Obviously, privileging the mind didn’t give permission to the child’s spirit to wiggle or shake much. The crayons and books were the way she was given into the world, a quiet way. Amalia would overlap them gradually with facts, theories, catalogues, types of knowledge that left her oblivious to daily things. When asked where she wanted to go, or live, or eat, she never could make up her mind, maybe because it really didn’t matter. It was up to others to decide, or she could do it after she was worn out from trying to avoid it and would just pick any green for the bedroom or a warm amber for the kitchen. Maybe nothing ever made her feel the urge to make up her mind because choosing was merely a game with rules she didn’t need. She was never confined by rules except the ones her mother had taught her through silence.
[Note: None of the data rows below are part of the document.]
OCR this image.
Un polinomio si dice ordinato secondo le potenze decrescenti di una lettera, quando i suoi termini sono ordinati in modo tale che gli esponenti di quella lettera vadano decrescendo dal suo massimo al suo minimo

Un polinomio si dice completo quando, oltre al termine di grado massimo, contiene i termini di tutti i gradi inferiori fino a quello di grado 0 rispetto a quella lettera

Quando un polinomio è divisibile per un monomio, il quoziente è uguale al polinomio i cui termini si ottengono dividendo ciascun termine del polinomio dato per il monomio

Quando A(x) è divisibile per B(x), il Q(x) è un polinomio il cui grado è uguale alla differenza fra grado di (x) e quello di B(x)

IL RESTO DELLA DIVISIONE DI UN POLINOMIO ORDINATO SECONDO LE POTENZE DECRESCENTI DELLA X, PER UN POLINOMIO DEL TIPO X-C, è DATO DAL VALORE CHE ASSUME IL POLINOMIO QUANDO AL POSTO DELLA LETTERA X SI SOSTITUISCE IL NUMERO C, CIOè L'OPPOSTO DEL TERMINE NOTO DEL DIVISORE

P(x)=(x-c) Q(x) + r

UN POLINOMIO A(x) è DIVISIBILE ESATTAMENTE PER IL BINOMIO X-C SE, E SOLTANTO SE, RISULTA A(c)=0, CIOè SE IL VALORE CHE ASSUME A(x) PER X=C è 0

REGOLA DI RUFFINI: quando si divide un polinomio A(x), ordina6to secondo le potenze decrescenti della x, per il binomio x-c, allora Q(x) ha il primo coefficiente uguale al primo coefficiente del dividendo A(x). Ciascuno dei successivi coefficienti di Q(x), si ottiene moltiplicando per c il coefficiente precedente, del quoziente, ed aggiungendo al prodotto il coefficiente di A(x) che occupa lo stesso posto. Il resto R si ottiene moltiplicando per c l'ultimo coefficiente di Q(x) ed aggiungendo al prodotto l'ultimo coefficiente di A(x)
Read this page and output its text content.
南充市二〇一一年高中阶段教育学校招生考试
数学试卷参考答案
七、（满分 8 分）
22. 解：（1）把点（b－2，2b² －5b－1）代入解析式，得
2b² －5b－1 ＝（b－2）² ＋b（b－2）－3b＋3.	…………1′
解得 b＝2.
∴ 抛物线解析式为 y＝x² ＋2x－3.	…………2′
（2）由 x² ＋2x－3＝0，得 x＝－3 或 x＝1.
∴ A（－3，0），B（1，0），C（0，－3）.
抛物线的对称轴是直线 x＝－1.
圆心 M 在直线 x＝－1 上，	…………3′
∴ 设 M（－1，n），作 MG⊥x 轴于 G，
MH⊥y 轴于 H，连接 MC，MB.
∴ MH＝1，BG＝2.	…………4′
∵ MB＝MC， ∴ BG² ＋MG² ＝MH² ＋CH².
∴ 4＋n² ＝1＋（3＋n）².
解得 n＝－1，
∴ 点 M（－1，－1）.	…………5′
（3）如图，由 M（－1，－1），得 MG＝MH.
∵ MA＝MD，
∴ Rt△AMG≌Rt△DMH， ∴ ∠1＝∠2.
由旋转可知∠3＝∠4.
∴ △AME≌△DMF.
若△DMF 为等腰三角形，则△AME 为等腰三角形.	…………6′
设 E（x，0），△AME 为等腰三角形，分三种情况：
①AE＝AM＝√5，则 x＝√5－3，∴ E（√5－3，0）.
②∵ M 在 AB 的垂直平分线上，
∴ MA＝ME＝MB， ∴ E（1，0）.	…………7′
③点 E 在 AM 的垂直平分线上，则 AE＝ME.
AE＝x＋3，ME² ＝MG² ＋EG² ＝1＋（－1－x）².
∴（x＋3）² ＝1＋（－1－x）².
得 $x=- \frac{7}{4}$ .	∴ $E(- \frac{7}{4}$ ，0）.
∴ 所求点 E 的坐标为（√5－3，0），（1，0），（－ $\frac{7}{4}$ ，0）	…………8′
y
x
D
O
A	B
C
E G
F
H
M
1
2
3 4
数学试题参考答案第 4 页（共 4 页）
“Why was it so bad?” Amalia said aloud, suddenly and to nobody.

“What was wrong with not choosing, not deciding?” She asked again, more loudly and insisting now that her invisible listener provide an answer.

“I didn’t need to make up my mind because I DIDN’T CARE! I was happy with lots of things, and colors, and meals!” Her voice increased slightly in volume, but the tone was not one of anger. It was simply very firm. 

Something had shaken loose.

“I didn’t choose because the Spirit didn’t need me to choose. Most of the time, at least.” Now Amalia was smiling, although she might not have realized it. 

What she did next made little sense, but she was far from concerned. She went back to Youtube and listened to two more of Raffi’s songs. One of them was “De colores.” The other was “Down by the Bay .” Something told her to do it. To go down by the bay where the watermelons grow, where the singer’s mother asks if the child has ever seen a fly wearing a tie, a bear combing its hair, a llama eating its pajamas, and so on…

Meanwhile the baby beluga kept swimming through the ocean of her mind, now a sparkling azure. She realized she was swaying, or semi-dancing, like a three year old There was something bright, like sun, all around her.

The sun brought an awareness of the approaching spring and Amalia now realized that Easter was only two weeks away. One can only surmise that it was her Spirit who dragged her, laughing, to a song that she recalled hearing her mother sing. (Maybe Georgia hadn’t been quite as puritanical as her daughter had believed her to be?) Suddenly the movie scene was right there and Amalia was in it, she was Judy Garland singing “In Your Easter Bonnet” to a suave, dashing, almost sexy Fred Astaire. The film Easter Parade was before her time, but it was a classic and was often replayed on television. She knew all the words. Amalia then remembered how Judy had led her down the endless Yellow Brick Road. Yellow? It was in black and white, then but crayon training had resolved the lack of color…

What was wrong with her?

Nothing. Not any more.

Amalia had found her Spirit, the one that was happy letting others decide when a decision mattered to them and when for her any path, color, food, or direction was fine. 

Amalia’s Spirit was free. So was she, now.